Condemnation followed from Democrats over the weekend, including some of the party’s presidential candidates. Statements from a spokesman for Maryland’s Republican governor and from the lieutenant governor defended Cummings’ district and its people. 
The president has tried to put racial polarisation at the centre of his appeal to his base of voters, tapping into anxieties about demographic and cultural changes in the nation in the belief that the divided country he leads will simply choose sides over issues such as race. 
Mr Mulvaney argued that Mr Trump would criticise any lawmaker, no matter the person’s race, in a similar way if he felt that individual spoke unfairly about the president’s policies.
He claimed that if Adam Schiff, the California Democrat who leads the House Intelligence Committee, had made the same remarks as Mr Cummings, Mr Trump would have pushed back. 
“It has zero to do with the fact that Adam is Jewish and everything to do with Adam would just be wrong if he were saying that,” Mr Mulvaney said. “This is what the president does. He fights and he’s not wrong to do so.” 
To Mr Mulvaney, Mr Trump was “right to raise” the challenges faced in Cummings’ district at the same time that Cummings and other Democrats are “chasing down” the Russia investigation undertaken by Robert Mueller and pursuing “this bizarre impeachment crusade.”
Mr Cummings is leading multiple investigations of the president’s governmental dealings. In his direct response to Trump on Twitter, Mr Cummings said: “Mr President, I go home to my district daily. Each morning, I wake up, and I go and fight for my neighbors. It is my constitutional duty to conduct oversight of the Executive Branch. But, it is my moral duty to fight for my constituents.” 

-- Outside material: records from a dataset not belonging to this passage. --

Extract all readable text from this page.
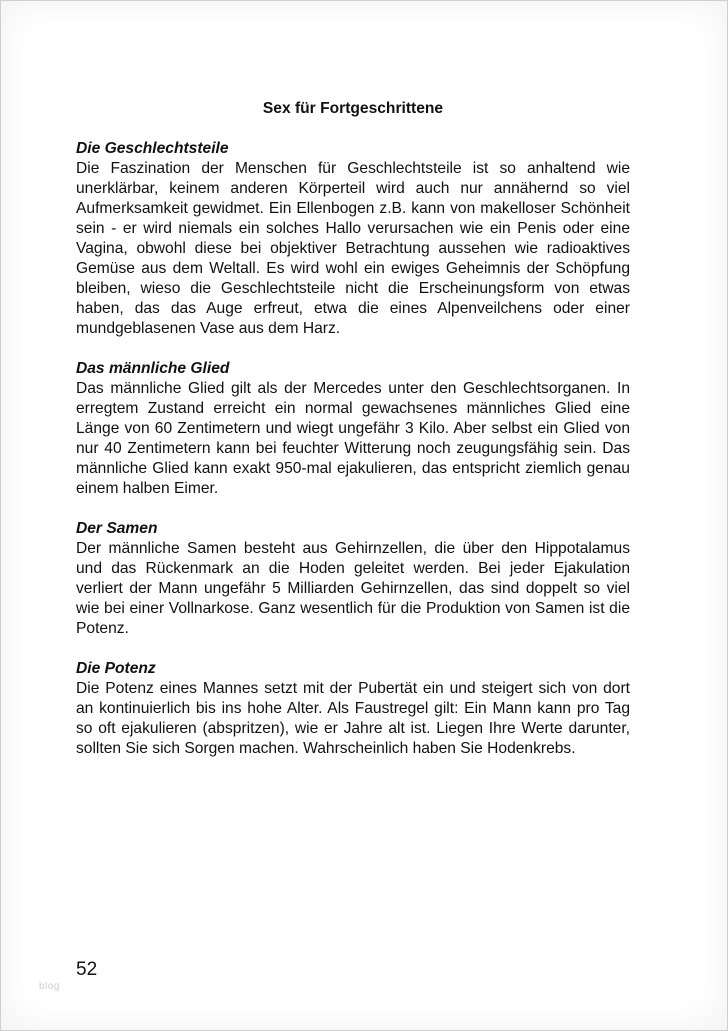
Sex für Fortgeschrittene

Die Geschlechtsteile

Die Faszination der Menschen für Geschlechtsteile ist so anhaltend wie unerklärbar, keinem anderen Körperteil wird auch nur annähernd so viel Aufmerksamkeit gewidmet. Ein Ellenbogen z.B. kann von makelloser Schönheit sein - er wird niemals ein solches Hallo verursachen wie ein Penis oder eine Vagina, obwohl diese bei objektiver Betrachtung aussehen wie radioaktives Gemüse aus dem Weltall. Es wird wohl ein ewiges Geheimnis der Schöpfung bleiben, wieso die Geschlechtsteile nicht die Erscheinungsform von etwas haben, das das Auge erfreut, etwa die eines Alpenveilchens oder einer mundgeblasenen Vase aus dem Harz.

Das männliche Glied

Das männliche Glied gilt als der Mercedes unter den Geschlechtsorganen. In erregtem Zustand erreicht ein normal gewachsenes männliches Glied eine Länge von 60 Zentimetern und wiegt ungefähr 3 Kilo. Aber selbst ein Glied von nur 40 Zentimetern kann bei feuchter Witterung noch zeugungsfähig sein. Das männliche Glied kann exakt 950-mal ejakulieren, das entspricht ziemlich genau einem halben Eimer.

Der Samen

Der männliche Samen besteht aus Gehirnzellen, die über den Hippotalamus und das Rückenmark an die Hoden geleitet werden. Bei jeder Ejakulation verliert der Mann ungefähr 5 Milliarden Gehirnzellen, das sind doppelt so viel wie bei einer Vollnarkose. Ganz wesentlich für die Produktion von Samen ist die Potenz.

Die Potenz

Die Potenz eines Mannes setzt mit der Pubertät ein und steigert sich von dort an kontinuierlich bis ins hohe Alter. Als Faustregel gilt: Ein Mann kann pro Tag so oft ejakulieren (abspritzen), wie er Jahre alt ist. Liegen Ihre Werte darunter, sollten Sie sich Sorgen machen. Wahrscheinlich haben Sie Hodenkrebs.

52
blog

Mr Cummings has also drawn the president’s ire for investigations touching on his family members serving in the White House. His committee voted along party lines Thursday to authorise subpoenas for personal emails and texts used for official business by top White House aides, including Ivanka Trump and her husband, Jared Kushner. 
Democratic presidential candidate Julian Castro said Mr Trump was engaging in “racial priming.” 

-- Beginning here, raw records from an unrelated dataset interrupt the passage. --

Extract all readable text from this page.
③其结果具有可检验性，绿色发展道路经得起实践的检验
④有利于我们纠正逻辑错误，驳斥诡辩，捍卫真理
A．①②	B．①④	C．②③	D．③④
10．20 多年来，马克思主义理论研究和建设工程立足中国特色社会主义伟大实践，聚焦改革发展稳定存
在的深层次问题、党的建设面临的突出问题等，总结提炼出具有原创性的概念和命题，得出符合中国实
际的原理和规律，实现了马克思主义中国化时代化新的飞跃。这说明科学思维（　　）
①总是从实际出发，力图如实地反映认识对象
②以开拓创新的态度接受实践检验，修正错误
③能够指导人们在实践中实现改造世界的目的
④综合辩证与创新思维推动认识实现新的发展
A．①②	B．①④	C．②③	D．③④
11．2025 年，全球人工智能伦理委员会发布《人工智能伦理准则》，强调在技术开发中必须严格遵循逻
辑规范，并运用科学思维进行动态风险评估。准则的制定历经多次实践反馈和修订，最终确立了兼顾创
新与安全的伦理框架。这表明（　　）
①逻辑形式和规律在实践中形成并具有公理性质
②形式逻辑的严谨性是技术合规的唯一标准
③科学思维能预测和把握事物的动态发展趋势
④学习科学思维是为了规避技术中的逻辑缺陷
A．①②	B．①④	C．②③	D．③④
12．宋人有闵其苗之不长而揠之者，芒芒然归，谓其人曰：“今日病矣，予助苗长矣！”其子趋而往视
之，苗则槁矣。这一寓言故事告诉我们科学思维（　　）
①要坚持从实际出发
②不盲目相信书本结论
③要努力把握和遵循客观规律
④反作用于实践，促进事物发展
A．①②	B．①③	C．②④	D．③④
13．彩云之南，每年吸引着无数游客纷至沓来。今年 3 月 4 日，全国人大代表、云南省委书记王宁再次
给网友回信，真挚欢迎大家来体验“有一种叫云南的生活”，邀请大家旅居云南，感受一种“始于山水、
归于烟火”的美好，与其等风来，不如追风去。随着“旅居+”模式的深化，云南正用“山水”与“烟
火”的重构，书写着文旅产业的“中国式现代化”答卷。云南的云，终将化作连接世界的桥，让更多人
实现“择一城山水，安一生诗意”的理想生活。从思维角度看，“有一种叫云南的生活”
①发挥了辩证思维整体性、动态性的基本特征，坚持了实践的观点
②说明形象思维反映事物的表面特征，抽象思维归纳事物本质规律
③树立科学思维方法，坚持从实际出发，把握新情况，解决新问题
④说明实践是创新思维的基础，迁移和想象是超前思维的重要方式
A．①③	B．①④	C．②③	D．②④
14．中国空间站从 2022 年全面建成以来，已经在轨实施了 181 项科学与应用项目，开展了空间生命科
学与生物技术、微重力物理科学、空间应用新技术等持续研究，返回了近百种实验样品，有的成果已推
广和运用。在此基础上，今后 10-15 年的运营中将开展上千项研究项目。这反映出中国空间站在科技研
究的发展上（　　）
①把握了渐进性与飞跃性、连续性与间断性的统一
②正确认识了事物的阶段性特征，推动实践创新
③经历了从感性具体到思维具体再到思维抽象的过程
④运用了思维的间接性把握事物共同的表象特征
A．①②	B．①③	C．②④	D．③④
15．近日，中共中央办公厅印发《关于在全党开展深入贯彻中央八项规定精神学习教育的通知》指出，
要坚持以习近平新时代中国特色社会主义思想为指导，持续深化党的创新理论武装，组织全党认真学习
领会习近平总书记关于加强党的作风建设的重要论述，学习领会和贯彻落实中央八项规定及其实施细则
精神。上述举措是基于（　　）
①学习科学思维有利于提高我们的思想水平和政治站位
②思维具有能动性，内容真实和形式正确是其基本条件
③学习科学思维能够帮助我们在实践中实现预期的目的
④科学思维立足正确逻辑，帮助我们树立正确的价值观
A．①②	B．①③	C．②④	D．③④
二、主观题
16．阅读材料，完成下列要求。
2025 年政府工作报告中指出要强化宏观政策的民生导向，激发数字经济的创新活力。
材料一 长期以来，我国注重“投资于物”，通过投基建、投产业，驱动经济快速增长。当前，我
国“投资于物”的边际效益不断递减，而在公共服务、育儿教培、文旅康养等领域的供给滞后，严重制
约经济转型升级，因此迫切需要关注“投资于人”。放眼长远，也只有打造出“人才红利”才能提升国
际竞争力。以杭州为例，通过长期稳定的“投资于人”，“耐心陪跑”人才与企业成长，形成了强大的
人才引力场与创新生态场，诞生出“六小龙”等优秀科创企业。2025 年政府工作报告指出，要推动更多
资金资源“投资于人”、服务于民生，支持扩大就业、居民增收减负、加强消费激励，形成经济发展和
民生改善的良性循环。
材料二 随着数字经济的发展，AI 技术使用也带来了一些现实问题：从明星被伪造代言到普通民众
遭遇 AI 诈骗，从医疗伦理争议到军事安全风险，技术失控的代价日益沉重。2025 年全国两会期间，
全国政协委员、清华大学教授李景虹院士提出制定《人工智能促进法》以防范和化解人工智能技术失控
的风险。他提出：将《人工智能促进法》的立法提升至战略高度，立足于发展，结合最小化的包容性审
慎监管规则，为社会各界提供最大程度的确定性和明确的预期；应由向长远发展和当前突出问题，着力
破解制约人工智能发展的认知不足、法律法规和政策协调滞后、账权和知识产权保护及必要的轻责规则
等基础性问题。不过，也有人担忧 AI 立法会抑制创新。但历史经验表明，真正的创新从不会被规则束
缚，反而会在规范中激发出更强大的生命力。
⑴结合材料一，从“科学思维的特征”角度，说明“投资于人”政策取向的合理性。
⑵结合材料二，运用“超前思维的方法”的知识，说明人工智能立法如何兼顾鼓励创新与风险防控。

“Using this language and taking actions to try and get people to move into their camps by racial and ethnic identity. That’s how he thinks he won in 2016 and that’s how he thinks he’s going to win in 2020,” Castro said. 
Earlier this month, Mr Trump drew bipartisan condemnation following his call for Democratic representatives Ilhan Omar of Minnesota, Alexandria Ocasio-Cortez of New York, Ayanna Pressley of Massachusetts and Rashida Tlaib of Michigan to get out of the US “right now.”

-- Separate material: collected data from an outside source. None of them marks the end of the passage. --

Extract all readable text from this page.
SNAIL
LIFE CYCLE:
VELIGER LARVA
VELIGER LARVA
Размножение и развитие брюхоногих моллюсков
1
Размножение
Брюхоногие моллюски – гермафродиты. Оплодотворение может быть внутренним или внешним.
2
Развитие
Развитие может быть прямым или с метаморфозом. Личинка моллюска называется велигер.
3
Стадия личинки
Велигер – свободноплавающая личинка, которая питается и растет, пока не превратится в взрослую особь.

He said that if the lawmakers “hate our country,” they can go back to their “broken and crime-infested” countries. 
All four lawmakers of colour are American citizens and three of the four were born in the US The House later voted largely along party lines to condemn his “racist comments.” 
Mr Mulvaney was interviewed on “Fox News Sunday” and CBS’ “Face the Nation,” where Castro also appeared.